Nous sommes certes tout entier avec lui durant le film, qui tente non seulement
de protéger sa vie contre le psychopathe qui le pourchasse, mais aussi sa santé
mentale dès lors que son persécuteur « inocule » entre eux deux un
lien intime qui est certainement le véritable enjeu du film. La beauté virile
et néanmoins ambivalente du blond Hauer participe de ce trouble jeu sadomasochiste
que le jeune Jim expérimente à son corps défendant. Il y a bien sûr quelque
chose du jeu du chat et de la souris dans ce film, et c’est sans doute ainsi,
dans une version toute « féline » qu’entend interpréter son rôle le
Hollandais farouche, qui à l’image de son totem compte certainement plusieurs
vies ! C’est aussi que ce personnage d’autostoppeur est une pure abstraction de
cinéma, une allégorie du mal qui s’abat sans sommation et transforme ses
victimes jusqu’au plus profond, jusqu’à en faire eux-même des bourreaux. Je le
disais à propos de La nuit des morts-vivants, il y a tout un cinéma
américain dans lequel le héros devient ce qu’il combat. Ce Hitcher en
est une occurrence tout à fait remarquable, dans sa sécheresse et ses
ambiguïtés. Un road-movie que l’on pourrait simplement considérer comme
« survivaliste » mais qui pousse l’équivoque de ce genre beaucoup
plus loin que la plupart des « produits » générés habituellement.

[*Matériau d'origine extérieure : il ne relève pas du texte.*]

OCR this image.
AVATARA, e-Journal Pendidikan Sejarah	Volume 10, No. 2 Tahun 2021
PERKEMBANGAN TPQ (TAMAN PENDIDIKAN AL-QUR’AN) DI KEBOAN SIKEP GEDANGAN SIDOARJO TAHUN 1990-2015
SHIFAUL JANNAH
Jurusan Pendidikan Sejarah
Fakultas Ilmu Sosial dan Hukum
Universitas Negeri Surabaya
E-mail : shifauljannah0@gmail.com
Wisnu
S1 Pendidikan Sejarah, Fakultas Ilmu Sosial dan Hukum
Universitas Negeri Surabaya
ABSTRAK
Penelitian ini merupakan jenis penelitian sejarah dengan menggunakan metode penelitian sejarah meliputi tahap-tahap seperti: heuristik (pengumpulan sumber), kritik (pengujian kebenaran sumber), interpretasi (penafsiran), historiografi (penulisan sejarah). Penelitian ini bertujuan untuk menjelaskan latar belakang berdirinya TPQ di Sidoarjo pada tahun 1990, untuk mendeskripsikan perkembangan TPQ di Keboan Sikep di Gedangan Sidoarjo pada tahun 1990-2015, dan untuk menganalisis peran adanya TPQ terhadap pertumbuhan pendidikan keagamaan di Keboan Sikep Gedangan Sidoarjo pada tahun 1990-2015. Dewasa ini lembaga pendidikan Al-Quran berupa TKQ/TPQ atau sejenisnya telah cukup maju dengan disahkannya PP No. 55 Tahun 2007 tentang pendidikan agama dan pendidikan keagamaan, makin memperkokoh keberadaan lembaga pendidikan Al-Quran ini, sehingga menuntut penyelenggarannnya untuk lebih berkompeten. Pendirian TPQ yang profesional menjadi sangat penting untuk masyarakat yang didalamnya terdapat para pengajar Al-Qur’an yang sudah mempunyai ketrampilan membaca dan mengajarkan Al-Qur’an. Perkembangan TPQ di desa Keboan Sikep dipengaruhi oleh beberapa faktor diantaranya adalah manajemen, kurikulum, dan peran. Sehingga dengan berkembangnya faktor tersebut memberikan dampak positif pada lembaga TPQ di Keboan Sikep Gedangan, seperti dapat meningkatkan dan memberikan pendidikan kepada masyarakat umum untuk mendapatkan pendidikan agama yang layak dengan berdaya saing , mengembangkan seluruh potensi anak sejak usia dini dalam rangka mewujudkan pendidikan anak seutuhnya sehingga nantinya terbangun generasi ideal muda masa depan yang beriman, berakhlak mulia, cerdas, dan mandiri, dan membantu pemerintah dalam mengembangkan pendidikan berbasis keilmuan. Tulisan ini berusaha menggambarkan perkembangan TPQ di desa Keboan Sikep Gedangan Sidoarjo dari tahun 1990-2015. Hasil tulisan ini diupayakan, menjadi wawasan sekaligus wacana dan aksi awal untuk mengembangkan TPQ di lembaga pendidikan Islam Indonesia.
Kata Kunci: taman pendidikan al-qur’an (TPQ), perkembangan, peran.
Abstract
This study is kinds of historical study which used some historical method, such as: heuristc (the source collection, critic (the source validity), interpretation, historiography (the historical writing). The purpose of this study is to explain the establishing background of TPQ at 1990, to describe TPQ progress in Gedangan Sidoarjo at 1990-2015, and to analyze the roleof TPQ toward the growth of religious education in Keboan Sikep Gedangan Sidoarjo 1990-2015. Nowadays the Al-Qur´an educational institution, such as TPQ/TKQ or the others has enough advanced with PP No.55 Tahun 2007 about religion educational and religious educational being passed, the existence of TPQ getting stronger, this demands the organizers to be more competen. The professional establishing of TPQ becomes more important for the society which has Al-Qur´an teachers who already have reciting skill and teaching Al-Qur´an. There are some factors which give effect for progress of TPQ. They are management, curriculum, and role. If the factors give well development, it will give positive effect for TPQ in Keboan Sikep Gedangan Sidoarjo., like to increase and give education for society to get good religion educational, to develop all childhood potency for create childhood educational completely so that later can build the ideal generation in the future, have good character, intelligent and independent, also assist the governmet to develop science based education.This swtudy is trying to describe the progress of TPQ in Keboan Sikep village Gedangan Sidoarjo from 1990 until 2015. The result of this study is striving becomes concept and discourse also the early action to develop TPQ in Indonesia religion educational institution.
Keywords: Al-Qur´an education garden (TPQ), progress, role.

Nulle justification de la violence dans Hitcher, simplement une spirale
qui confine au vertige.
Chef de Gare: La première fausse mort de l'auto-stoppeur,
qui intervient dès le début du film, est effectivement l'occasion pour le
cinéaste de poser le principe du personnage: il est invincible. Le cinéaste
insiste bien sur l'immobilité du corps, étire la durée de son inconscience
pour, déjà, troubler les repères temporels, avant de le montrer se relever
comme si de rien n'était. Exactement comme à la fin, tu le soulignais,
lorsqu'il se remet debout après que Jim lui ai roulé dessus. Une des très
nombreuses images littérales de ce film, dont le sous-texte homosexuel est
assez incroyable. Hitcher est incontestablement un de ces films, dont, une fois
passée la première disparition du méchant, on s'attends ensuite constamment à
ce qu'il se relève de tout. Mais- et c'est là que je me démarquerai un peu de
ce que tu dis- c'est aussi parce que l'enjeu du rapport entre les personnages
n'est pas du tout la question de la survie de l'un ou de l'autre. Pour moi, Hitcher n'est pas du
tout un survival. Pour le dire crûment: c'est l'histoire d'une initiation
sexuelle, d'un jeune homme au seuil de sa vie d'adulte, qui est présenté comme
passif, par un aîné violent, qui ne cesse de lui dire: je vais te prendre quand
j'en aurai envie, tout ce que tu peux faire- et c'est ce dont je rêve- c'est de
me prendre encore plus fort.
Comment
?
Matthias:
L’autostoppeur est « indestructible » en tant que tel. Du moins
tant que Jim ne l’a pas admis. Et l’admettre signifie non pas le mépriser, mais
lui reconnaître toute sa puissance. On peut penser que l’histoire s’arrête pour
Jim lorsqu’après lui avoir craché dessus dans le commissariat, il le laisse
partir pour la prison d’Etat sous bonne garde policière. C’est alors
qu’intervient le dernier retournement du récit, qui n’a que faire à ce moment
de tout réalisme : Jim ne peut plus se séparer de son bourreau. Il décide de
voler son véhicule au policier qui pourtant lui a enfin reconnu ses droits, et
par là de se remettre en situation difficile, pour retrouver l’autostoppeur
dont il sait qu’il va parvenir une fois encore à se sortir de la situation
apparemment terminale dans laquelle il s’est d’ailleurs lui-même mis. Il y a
comme une « intrication », presque au sens quantique du terme, entre
les deux personnages : l’un interagit sur l’autre nécessairement. C’est dès
lors que cette interaction est admise par Jim que le récit peut se conclure :
ils ne sont plus qu’un seul personnage et dès lors le duel tant attendu peut
avoir lieu. Celui-ci rejouera la première rencontre, mais dans l’intervalle,
l’un des deux personnages a profondément évolué, et le personnage de Rutger
Hauer pourrait dire à son « protégé », à l’instar d’un autre fameux
méchant increvable et charismatique du cinéma de genre : « My child, you
have come to me my son. For
who now is your father if it is not me?».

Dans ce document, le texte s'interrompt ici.